Nesse simpático “boteco”, costumava lá estar sentado a uma
mesa, um rapaz novo, de ar triste, sempre à volta com leituras e tomando
apontamentos num caderno de capa já muito surrada.
“Mora aqui perto”, informou-me certa vez o proprietário, “é
de gente rica, mas é meio amalucado, o coitado.”
Nada me poderia ter despertado maior curiosidade, e assim
não descansei enquanto não meti conversa com o Fábio, assim se chamava ele.

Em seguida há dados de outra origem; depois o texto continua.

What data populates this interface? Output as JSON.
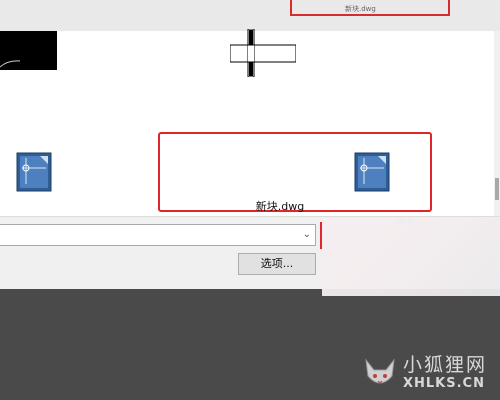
{
  "files": [
    {
      "name": "",
      "icon": "dwg-file-icon"
    },
    {
      "name": "新块.dwg",
      "icon": "dwg-file-icon"
    }
  ],
  "selected_file": "新块.dwg",
  "buttons": {
    "options": "选项..."
  },
  "combo": {
    "value": "",
    "arrow": "chevron-down-icon"
  },
  "top_strip": {
    "text": "新块.dwg"
  },
  "watermark": {
    "cn": "小狐狸网",
    "en": "XHLKS.CN"
  },
  "colors": {
    "highlight": "#e0262b",
    "background": "#4a4a4a"
  }
}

Descobri um rapaz melancólico e introvertido mas de uma curiosidade imensa. Os
livros que lia já não eram normais nem para a época, nem para a idade: Descartes, Rosseau, Nietzsche
e até Fernando Pessoa, entre outros.
A conversa foi ficando fácil, e passados uns dias já
discutíamos animadamente temas filosóficos ligados à metafísica e à ontologia,
como se esses “brain storms” durassem já há largo tempo. Um dia perguntei-lhe
porque não estava na universidade. “Para quê” respondeu ele enfadado “lá só
ensinam besteiras.”
Um dia deixou de aparecer.
Informou-me o proprietário da “lanchonete” que os pais o
tinham internado numa instituição de saúde mental que não distava muito dali.
Um Domingo fui visitá-lo.
Sentado num banco do grande
jardim relvado e povoado de árvores decorativas, ele, surumbático, continuava
agarrado aos seus livros. Não se entusiasmou com a minha presença, mas também
não se sentiu incomodado. Após um silêncio um tanto embaraçoso, perguntei: “Então
Fábio, porque o puseram aqui?” Com uma certa amargura na voz, fixou os olhos no
céu acinzentado, e respondeu-me com siceridade: “Tive azar, cara. Repararam em
mim!”
Já a caminho de casa continuava a meditar naquela resposta
tão simples e tão verdadeira, e no intimo pensei na sorte que tinha em não terem
ainda reparado em mim.
Na realidade, a mente humana é demasiado complexa para que seja possível traçar uma linha definida entre a total sanidade e um estado patológico.
As várias dimensões, cognitivas, emocionais, comportamentais e tantas outras que percorrem incessantemente as volutas do nosso cortex cerebral,
geram um tal leque de variáveis que, como diz o Povo na sua imensa sabedoria, de
génio e de louco todos temos um pouco.
Alguém de quem eu muito gostava e que sofria de uma grave
esquizofrenia, disse-me um dia: “Os paranoicos constroem castelos no ar, os
esquizofrénicos moram lá dentro e os psiquiatras afadigam-se à procura das
chaves.”
Presa destas considerações, vou disfarçando a minha
presença, não vão um dia, por azar, finalmente reparar em mim.
2 comentários:
Eles só reparam quando "os nossos castelos" são melhores do que os deles...
Obrigada querido. Tão bem escrito também.